The trouble is that the handling of bt_bmc->irq needs to be consistent.
Either it needs to be negative if the irq allocation fails, or it needs
to be zero if the irq allocation fails. I think it needs to be negative
because zero is a valid interrupt in some cases.

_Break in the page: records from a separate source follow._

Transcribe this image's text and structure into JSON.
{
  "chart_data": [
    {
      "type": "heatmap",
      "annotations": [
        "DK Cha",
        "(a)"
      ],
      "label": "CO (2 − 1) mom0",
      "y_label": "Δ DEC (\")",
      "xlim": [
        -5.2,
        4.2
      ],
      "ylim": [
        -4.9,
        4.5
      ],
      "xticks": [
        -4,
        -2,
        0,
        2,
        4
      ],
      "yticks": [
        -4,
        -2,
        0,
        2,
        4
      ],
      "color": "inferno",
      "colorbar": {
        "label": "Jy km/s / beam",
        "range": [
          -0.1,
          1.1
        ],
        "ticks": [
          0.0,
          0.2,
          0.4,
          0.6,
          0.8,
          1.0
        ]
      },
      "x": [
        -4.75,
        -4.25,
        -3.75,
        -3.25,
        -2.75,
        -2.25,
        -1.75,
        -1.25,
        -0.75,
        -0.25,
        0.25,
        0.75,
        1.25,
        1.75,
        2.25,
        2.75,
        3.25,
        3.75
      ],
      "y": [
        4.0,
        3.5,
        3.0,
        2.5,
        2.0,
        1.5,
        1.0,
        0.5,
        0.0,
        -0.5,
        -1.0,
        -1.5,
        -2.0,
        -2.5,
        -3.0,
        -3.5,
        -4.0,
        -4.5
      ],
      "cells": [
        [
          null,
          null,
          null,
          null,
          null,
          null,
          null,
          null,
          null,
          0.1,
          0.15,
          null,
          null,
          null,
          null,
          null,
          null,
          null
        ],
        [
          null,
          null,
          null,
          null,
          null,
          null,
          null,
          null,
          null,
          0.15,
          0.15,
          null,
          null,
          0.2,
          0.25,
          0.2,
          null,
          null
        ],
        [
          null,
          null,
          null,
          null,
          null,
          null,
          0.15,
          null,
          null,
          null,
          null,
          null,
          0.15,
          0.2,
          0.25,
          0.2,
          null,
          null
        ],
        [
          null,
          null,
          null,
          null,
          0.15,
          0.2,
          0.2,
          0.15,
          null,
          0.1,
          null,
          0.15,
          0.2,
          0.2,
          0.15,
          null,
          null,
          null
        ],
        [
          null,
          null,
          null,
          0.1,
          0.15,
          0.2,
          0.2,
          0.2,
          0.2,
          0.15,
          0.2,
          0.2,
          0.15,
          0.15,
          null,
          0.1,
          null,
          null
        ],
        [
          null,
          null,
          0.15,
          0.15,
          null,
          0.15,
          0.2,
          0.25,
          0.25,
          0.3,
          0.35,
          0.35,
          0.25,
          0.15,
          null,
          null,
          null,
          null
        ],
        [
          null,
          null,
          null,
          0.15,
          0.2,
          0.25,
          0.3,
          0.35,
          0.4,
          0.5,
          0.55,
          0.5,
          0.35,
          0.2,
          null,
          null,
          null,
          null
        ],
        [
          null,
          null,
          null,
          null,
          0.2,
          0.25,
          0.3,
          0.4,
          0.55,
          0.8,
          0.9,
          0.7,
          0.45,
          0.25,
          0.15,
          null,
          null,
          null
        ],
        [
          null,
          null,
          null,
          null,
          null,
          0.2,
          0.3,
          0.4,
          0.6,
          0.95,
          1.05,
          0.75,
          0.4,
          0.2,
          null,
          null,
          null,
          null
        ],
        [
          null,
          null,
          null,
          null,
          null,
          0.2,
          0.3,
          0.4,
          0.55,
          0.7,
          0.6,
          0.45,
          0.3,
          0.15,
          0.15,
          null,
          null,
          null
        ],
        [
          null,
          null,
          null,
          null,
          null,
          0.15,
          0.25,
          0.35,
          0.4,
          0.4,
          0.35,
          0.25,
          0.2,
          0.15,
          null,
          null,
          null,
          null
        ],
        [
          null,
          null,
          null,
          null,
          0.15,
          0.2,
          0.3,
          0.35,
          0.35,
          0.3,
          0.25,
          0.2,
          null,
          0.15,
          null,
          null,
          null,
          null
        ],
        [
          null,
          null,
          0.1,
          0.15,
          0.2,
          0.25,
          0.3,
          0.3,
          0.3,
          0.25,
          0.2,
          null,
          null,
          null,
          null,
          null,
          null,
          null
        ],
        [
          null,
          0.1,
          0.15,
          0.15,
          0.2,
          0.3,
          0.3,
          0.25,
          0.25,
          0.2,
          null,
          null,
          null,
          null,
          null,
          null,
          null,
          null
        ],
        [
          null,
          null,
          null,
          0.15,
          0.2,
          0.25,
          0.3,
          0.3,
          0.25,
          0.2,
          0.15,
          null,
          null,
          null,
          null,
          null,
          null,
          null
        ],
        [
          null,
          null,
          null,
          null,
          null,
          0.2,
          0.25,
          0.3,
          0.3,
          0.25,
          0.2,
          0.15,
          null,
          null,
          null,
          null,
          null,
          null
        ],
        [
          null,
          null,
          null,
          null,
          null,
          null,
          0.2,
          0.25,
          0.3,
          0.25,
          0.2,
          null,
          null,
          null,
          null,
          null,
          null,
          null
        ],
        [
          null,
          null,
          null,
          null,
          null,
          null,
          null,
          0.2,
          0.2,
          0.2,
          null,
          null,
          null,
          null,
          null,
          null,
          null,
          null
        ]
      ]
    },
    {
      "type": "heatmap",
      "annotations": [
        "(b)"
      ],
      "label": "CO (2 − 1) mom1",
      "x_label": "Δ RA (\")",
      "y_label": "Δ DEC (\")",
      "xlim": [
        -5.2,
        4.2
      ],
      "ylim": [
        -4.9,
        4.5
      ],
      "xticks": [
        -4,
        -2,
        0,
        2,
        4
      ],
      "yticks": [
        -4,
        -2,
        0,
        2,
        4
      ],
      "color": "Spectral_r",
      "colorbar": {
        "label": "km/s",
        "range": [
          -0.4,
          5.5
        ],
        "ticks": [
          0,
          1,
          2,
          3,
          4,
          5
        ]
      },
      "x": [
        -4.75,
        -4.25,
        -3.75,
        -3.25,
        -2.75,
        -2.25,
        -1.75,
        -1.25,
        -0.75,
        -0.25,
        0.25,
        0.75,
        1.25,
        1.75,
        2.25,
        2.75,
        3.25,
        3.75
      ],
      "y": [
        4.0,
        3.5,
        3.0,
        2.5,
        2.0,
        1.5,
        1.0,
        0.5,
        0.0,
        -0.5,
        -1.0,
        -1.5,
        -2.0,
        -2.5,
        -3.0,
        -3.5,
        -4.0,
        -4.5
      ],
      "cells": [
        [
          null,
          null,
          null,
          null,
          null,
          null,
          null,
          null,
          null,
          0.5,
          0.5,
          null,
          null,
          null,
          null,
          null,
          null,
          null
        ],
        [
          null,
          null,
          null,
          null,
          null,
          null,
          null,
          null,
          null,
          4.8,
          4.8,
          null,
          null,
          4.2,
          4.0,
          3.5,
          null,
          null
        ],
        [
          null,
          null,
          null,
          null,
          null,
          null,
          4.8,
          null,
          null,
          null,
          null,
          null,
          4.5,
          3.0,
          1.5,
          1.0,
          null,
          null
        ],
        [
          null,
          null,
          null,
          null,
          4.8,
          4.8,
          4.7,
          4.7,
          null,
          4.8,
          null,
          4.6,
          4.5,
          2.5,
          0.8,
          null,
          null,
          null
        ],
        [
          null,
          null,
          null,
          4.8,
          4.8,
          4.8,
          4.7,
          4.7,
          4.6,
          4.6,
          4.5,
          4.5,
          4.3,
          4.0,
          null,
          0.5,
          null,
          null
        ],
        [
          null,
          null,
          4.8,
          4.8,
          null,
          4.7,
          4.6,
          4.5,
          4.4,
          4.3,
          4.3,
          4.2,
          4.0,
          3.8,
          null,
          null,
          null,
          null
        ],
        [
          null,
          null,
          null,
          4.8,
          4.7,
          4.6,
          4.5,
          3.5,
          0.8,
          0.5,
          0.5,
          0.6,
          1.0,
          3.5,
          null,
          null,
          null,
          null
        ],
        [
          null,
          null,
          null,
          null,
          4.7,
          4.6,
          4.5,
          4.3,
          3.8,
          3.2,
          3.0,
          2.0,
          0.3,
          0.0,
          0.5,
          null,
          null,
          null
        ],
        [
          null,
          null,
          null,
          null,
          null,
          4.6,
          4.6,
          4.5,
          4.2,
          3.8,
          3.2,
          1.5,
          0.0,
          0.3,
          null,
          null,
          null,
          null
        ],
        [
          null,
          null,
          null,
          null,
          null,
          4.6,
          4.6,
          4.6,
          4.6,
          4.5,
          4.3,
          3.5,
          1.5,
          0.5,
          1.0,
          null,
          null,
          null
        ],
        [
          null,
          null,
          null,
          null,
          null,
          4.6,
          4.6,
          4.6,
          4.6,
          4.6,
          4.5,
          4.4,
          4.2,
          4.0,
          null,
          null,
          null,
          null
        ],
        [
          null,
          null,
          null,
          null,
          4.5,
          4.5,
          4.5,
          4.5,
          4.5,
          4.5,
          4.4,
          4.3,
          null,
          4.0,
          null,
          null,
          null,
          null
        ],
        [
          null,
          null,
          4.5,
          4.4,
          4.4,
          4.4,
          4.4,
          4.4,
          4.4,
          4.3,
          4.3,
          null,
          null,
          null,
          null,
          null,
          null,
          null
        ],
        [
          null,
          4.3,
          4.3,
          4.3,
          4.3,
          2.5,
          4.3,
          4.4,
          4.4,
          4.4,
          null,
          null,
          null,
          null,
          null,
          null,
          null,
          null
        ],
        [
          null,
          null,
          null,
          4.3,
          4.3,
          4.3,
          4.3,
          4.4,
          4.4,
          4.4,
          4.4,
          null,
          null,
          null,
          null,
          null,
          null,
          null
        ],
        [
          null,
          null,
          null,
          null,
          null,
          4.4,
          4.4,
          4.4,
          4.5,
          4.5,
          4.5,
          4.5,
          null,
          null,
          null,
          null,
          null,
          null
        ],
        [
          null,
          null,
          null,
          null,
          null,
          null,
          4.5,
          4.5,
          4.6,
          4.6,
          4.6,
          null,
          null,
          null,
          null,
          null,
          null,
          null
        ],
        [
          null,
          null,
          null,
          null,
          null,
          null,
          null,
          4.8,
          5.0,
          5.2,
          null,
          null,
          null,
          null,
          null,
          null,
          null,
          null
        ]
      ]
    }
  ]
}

Consider the following code:

bt_bmc_config_irq(bt_bmc, pdev);

if (bt_bmc->irq) {
dev_info(dev, "Using IRQ %d\n", bt_bmc->irq);
} else {
dev_info(dev, "No IRQ; using timer\n");
timer_setup(&bt_bmc->poll_timer, poll_timer, 0);

If bt_bmc->irq is negative (if platform_get_irq_optional() fails), it
will say it's using the irq and won't start a timer and the driver won't
work. Then later (in your change below) it will try to stop the timer
even though it's not running.

If devm_request_irq() fails, then the interrupt is not set, but since
bt_bmc->irq is most likely not zero, it will not start the timer and the
driver won't work.

You really need to set bt_bmc->irq negative if it fails. And fix the
check above to be if (bt_bmc->irq >= 0).

-corey

>
>
> >
> > Also, I believe this function should no longer return an error. It
> > should just set the irq to the error if one happens. The driver needs
> > to continue to operate even if it can't get its interrupt.
> >
> > The rest of the changes are correct, I believe.
> >
> >
> > > - }
> > > /*
> > > * Configure IRQs on the bmc clearing the H2B and HBUSY bits;
> > > @@ -499,7 +497,7 @@ static int bt_bmc_remove(struct platform_device *pdev)
> > > struct bt_bmc *bt_bmc = dev_get_drvdata(&pdev->dev);
> > > misc_deregister(&bt_bmc->miscdev);
> > > - if (!bt_bmc->irq)
> > > + if (bt_bmc->irq < 0)
> > > del_timer_sync(&bt_bmc->poll_timer);
> > > return 0;
> > > }
>
> But now, the logic is: if the platform_get_irq_optional() failed, it returns
> immediately, the irq at this point is negative,the bt_bmc_probe() continue
> to operate. But in the function bt_bmc_remove(), we need status check in
> order to execute del_timer_sync(), so change "!bt_bmc->irq" to "bt_bmc->irq
> < 0".
>
> So, when the judgment of "bt_bmc->irq" in the function bt_bmc_remove() goes
> back to the original negative value, the "bt_bmc->irq = 0" in the line 410
> become redundant. That's why I remove it.
>
>
>
> I am very glad to communicate and discuss with you these days.
>
> Thanks,
>
> Tang Bin
>
>
> > >
> > >
> > >
>
>